When it comes to the ruling classes vs the underclasses, Wick made the ruling classes incredibly unsympathetic -- moreso than even actual history allowed -- and expected us to sympathize. Later authors rarely, if ever, cover that sort of area, so it's out of focus and can't repulse people with modern sensibilities. And some people, when they investigate the setting in more detail, can put up with that, which is fine. But a lot of people don't want to, and digging deeper into the setting shouldn't dig up awful, repulsive stuff.

And, like, on the most basic level, John Wick started the story with the Crab allying with the Shadowlands. The Crab identity is "We never, ever, ever, ever, under any circumstances, do that." The Crab playerbase identified with and then built up their identity based on the idea that appealed to them, not what Wick gave them.

L5R is a setting where honor is stronger than steel. The current setting's interpretation of "honor stronger than steel" includes things like "honor demands ritual suicide from people so often that it needs to be an innate ability possessed by all samurai in the card game" and "honor says to hold grudges for a thousand years". Removing those things would not cause L5R to stop being L5R. A game where Honor demanded your behavior be Buddhalike would still be L5R as long as that honor gave people and society strength, was something to look up to, and was difficult or impossible to uphold.

L5R is a game about the samurai class and what it means to be samurai. The current setting's interpretation of what it means to be a samurai focuses entirely on subordination to the authority ABOVE you and almost nothing on responsibility for those BELOW you. Balancing that focus would not cause L5R to stop being L5R. A game where honor bound samurai in responsibility for their lessers would still be L5R because being samurai is about the bonds of duty.

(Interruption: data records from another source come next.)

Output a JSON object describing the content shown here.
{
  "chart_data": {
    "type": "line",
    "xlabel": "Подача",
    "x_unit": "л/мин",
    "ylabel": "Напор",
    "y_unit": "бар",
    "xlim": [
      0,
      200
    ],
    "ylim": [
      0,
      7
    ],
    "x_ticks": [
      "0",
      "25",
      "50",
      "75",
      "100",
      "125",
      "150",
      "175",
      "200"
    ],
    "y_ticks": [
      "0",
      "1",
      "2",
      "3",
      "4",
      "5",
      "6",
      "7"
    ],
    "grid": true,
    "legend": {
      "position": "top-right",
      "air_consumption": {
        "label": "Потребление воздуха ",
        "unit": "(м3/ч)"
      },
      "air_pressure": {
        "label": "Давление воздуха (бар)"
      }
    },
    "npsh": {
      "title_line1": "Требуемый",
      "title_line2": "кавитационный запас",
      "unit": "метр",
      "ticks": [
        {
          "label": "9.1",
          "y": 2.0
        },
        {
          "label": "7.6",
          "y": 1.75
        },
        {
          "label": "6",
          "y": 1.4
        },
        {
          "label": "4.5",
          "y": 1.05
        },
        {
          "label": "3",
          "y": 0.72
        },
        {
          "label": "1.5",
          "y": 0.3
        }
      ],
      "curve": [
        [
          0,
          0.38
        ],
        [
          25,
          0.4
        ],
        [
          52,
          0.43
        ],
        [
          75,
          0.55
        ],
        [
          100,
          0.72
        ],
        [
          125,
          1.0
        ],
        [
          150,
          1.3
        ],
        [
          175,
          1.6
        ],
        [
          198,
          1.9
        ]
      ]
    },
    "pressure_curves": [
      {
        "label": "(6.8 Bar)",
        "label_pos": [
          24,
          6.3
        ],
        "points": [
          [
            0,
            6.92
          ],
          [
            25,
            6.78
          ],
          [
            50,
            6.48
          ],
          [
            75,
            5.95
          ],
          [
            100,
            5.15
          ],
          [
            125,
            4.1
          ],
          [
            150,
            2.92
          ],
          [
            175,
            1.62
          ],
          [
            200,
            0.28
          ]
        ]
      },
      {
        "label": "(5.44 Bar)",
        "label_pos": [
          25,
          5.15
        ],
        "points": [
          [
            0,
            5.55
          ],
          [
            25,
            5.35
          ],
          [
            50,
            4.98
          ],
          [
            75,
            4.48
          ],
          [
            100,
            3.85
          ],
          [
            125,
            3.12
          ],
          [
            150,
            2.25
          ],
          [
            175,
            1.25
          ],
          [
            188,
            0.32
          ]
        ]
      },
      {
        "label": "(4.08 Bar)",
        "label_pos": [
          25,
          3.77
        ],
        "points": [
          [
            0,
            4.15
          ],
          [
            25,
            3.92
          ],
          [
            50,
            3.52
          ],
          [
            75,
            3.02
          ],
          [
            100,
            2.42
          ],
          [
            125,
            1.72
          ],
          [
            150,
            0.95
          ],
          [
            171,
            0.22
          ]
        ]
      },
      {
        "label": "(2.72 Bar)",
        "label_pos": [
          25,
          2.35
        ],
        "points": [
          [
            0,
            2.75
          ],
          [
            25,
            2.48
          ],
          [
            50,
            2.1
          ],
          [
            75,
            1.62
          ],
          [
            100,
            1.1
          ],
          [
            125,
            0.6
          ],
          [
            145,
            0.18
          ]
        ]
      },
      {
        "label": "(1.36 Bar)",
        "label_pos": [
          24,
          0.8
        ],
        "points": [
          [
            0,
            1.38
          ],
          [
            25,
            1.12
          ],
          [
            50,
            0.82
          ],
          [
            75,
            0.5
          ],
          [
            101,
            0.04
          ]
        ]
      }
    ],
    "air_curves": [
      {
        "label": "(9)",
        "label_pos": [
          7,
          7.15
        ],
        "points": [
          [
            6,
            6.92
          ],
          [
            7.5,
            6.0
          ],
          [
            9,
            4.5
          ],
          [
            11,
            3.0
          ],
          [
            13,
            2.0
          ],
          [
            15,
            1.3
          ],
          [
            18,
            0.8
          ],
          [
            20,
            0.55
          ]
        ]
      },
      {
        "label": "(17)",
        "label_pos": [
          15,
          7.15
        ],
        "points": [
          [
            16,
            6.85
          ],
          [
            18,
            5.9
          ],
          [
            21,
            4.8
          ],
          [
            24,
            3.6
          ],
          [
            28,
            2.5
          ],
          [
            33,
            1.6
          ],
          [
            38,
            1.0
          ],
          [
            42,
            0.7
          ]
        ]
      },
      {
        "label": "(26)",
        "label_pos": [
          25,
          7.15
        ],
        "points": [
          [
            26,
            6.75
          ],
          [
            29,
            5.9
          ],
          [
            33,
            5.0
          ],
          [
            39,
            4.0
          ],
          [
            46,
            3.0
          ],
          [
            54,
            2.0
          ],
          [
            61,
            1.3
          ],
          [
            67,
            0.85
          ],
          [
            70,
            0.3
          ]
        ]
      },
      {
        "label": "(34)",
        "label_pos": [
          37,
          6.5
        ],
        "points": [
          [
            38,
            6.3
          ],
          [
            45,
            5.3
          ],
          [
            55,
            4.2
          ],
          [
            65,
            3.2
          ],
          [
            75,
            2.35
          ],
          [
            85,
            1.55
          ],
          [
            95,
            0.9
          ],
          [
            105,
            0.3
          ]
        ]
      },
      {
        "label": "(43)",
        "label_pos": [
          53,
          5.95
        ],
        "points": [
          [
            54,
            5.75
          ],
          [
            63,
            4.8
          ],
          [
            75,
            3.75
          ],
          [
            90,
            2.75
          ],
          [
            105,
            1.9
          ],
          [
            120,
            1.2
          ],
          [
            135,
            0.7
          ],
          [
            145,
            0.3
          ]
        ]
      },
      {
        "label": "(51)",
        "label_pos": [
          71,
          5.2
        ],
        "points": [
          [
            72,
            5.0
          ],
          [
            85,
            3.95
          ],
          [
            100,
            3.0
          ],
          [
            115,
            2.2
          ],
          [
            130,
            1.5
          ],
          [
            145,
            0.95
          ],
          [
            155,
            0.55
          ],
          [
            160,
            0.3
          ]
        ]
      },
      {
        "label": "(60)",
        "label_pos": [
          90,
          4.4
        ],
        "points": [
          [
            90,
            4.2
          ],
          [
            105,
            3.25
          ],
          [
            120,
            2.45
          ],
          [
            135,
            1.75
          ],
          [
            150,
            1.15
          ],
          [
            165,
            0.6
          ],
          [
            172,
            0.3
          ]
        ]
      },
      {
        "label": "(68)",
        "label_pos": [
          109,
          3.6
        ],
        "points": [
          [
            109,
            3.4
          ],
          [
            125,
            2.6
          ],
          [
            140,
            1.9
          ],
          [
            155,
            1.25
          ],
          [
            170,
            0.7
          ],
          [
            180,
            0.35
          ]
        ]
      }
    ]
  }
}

L5R is a game about the Clans of Rokugan, who are distinct groups of samurai all with a distinct way of viewing the world and culture of their own that is nonetheless part of the larger culture of Rokugan, of which they remain proud members. The current setting's implementation of this has one of those Clans (Dragon)not really knowing what to do with themselves, another (Phoenix) unable to do meaningful things that affect the world, another (Crab) forced to continually fail at the only duty that defines them, and two others (Unicorn and Mantis) who can look and act differently but whose main conceptual appeals are constantly stepping on each other's toes. Fixing those things would not make it not L5R. A game that did not have ANY of the nine Clans we know would still be L5R, though it would be a bit of a stretch, so long as the new Clans it did have were distinct, united by a particular culture and outlook on the world, and still considered themselves part of the larger shared culture of the Empire.

L5R lasted as long as it did because people saw things they liked in it. That doesn't mean everything was perfect and inviolate. L5R did a lot to try to push people away; that it didn't entirely succeed just goes to show the things that people did like in it were very likeable. Building the setting from the ground up to appeal to those things is always going to wind up better than salvaging as much as you could from an existing setting that screwed them up.

My impression of Mr Wick was that he thought "good" writing and GMing were both defined by how much you could make the characters suffer. The more suffering, the better.